One thing he’d ascertained during his few minutes with the older man—Robert Buchannan knew his daughter well. He’d paid attention to the smallest details of her life. And tended to them, too. There’d been a convenience store in LA that carried Nicole’s favorite drink, too. Robert had found it for her. And when she was a teenager, he’d taken her there every single morning to get her soda.
Sara had turned to watch out the side window. Just as she’d been doing all morning so far. But he knew that she’d turned away from what he was telling her, too.
He wanted to be disappointed that she wasn’t going to believe him.
He really wanted her to get scared and get out while she still could.
For her sake.
But what if Nicole approached Sara before Michael could stop her? As long as Sara was with him, he could keep her safe.
As long as she understood the dangers and trusted him.
He had to help her see them somehow...
“Robert Buchannan is a founding member of the California coalition of the Ivory Nation brotherhood. Nadine was raised in an Ivory Nation household in Arizona, raised to believe that her purpose in life was to help keep America pure. She was sixteen when her father introduced her to Robert. The Ivory Nation brotherhood had chosen the match. They married within a month of their meeting so that Nadine could move with him to California and help start up the California coalition.”
Sara stared out her side window. Her hands were completely still in her lap. It was a small thing, but he took heart from the fact that she wasn’t fiddling with her phone in that moment. He had her completely with him.
The trick was to convince her to stay there.

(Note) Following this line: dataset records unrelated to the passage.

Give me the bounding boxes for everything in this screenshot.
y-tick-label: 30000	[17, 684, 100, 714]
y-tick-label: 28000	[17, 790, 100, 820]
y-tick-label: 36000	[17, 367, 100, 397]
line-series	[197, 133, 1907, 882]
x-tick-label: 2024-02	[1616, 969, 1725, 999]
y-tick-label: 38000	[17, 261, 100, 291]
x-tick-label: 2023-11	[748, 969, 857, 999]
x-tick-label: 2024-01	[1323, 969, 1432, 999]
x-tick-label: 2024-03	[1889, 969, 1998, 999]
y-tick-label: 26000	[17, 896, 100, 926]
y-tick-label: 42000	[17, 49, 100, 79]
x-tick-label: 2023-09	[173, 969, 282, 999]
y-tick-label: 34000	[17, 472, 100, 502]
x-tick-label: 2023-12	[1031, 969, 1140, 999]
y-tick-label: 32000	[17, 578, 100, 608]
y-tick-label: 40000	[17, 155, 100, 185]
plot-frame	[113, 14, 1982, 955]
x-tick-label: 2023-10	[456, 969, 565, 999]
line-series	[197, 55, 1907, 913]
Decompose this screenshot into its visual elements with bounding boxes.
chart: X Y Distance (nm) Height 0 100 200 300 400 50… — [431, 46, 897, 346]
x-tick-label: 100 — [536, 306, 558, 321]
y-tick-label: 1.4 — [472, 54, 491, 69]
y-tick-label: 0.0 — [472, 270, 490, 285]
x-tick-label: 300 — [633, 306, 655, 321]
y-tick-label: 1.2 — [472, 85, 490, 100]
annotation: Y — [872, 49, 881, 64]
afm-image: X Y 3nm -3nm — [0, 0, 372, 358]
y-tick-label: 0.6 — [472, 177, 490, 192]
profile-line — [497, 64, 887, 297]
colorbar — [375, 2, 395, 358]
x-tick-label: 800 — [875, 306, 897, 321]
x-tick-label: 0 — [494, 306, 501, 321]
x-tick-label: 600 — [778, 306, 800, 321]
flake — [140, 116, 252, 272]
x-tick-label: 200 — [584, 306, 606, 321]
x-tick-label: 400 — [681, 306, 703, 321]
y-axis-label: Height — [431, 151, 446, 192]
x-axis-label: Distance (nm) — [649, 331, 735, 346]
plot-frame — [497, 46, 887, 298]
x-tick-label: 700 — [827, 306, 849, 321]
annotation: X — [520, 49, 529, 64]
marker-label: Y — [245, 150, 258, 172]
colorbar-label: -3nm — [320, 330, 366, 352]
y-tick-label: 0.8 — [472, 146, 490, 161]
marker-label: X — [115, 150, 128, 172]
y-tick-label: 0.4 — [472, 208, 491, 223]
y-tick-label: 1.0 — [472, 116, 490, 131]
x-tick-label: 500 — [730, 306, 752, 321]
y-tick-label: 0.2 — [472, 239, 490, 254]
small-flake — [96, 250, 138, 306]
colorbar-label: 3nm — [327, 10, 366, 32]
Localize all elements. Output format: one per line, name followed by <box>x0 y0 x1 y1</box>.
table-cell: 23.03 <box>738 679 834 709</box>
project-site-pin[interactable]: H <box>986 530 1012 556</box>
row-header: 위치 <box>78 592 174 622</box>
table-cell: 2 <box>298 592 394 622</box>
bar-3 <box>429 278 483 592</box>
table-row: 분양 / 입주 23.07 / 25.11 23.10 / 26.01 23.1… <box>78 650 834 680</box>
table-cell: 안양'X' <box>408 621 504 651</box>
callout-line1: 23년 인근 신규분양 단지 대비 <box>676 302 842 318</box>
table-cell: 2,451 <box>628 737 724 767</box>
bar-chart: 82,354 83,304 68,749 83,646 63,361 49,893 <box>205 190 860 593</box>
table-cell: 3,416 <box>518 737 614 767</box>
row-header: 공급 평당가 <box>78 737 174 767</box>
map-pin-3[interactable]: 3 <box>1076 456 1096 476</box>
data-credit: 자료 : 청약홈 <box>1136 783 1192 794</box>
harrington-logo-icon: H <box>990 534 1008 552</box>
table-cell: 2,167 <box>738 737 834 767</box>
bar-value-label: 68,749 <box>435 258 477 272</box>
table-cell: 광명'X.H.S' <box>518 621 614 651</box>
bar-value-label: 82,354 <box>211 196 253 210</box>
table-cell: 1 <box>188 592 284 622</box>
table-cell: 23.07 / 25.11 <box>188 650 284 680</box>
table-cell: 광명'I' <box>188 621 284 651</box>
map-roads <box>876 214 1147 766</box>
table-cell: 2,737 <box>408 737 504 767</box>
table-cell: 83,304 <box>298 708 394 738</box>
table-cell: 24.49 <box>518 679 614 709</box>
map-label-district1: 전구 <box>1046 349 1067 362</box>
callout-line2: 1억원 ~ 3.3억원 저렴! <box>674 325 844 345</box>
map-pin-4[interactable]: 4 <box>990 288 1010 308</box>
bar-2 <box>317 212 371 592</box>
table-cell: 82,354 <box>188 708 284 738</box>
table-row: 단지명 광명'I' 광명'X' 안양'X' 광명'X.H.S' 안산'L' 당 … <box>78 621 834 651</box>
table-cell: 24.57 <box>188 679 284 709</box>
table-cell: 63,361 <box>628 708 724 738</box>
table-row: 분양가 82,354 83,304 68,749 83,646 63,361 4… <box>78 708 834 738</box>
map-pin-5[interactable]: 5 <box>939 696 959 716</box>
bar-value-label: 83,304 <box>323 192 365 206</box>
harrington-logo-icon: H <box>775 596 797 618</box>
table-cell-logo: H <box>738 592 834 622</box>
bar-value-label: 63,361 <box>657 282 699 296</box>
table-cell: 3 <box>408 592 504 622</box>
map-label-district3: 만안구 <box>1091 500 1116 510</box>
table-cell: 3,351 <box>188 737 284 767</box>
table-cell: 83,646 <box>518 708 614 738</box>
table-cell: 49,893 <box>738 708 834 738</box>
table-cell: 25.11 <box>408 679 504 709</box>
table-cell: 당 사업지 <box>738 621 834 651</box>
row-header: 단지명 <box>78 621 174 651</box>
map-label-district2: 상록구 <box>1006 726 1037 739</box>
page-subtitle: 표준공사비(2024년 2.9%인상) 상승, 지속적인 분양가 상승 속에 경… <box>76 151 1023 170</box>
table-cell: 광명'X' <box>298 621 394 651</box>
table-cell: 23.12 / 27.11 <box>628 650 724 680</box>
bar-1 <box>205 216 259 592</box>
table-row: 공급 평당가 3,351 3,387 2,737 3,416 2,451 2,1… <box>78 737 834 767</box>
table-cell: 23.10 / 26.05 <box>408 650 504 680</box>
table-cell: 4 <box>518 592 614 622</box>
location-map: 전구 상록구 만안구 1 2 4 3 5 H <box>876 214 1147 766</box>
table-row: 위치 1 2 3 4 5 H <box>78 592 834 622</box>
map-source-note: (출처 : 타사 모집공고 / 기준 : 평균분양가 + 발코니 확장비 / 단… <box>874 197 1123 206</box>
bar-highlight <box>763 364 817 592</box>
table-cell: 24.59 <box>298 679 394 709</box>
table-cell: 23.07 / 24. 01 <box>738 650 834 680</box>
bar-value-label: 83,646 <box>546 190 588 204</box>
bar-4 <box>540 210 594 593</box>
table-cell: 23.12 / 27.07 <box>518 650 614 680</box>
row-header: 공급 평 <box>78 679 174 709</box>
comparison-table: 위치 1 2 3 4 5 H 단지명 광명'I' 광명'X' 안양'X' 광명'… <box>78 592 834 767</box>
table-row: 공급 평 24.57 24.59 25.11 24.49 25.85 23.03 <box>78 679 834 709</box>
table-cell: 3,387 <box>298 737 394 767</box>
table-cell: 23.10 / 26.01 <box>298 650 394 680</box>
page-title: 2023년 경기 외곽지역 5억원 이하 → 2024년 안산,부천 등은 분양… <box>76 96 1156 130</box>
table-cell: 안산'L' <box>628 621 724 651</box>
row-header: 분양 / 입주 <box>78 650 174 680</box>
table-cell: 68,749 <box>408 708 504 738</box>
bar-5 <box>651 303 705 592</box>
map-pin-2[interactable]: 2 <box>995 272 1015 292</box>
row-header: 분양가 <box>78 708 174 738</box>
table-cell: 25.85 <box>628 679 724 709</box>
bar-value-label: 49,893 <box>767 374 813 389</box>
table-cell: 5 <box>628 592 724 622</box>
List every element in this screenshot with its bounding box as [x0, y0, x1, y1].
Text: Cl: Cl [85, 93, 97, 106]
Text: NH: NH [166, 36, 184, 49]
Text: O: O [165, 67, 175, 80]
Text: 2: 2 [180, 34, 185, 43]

“Unknown to the brotherhood, Robert had some prostrate problems. His gland had been inverted when he’d been born. He hadn’t known if he’d ever be able to father children. It took him and Nadine a long time to conceive. It was a huge disappointment to both of them when they found out they were having a girl. But they both knew that the likelihood of them having another child was small.” He had a lot of ground to cover, to paint a picture she could understand and then get to the point.
“They determined that just as Nadine had grown up to be a valued contributor to the cause, Nicole could be, too.”
“You’re telling me she was raised Ivory Nation?”
The disbelief in her voice wasn’t encouraging.
“Yes.”
“And you expect me to believe that Nadine and Robert are, too?”
“Did you notice the tattoo on his neck?”
“Yes.”
“Trevor has one, too. Exactly like it. It’s Ivory Nation branding.”
“So Trevor is Ivory Nation. Just like Nicole said. Like I’ve been trying to tell you.”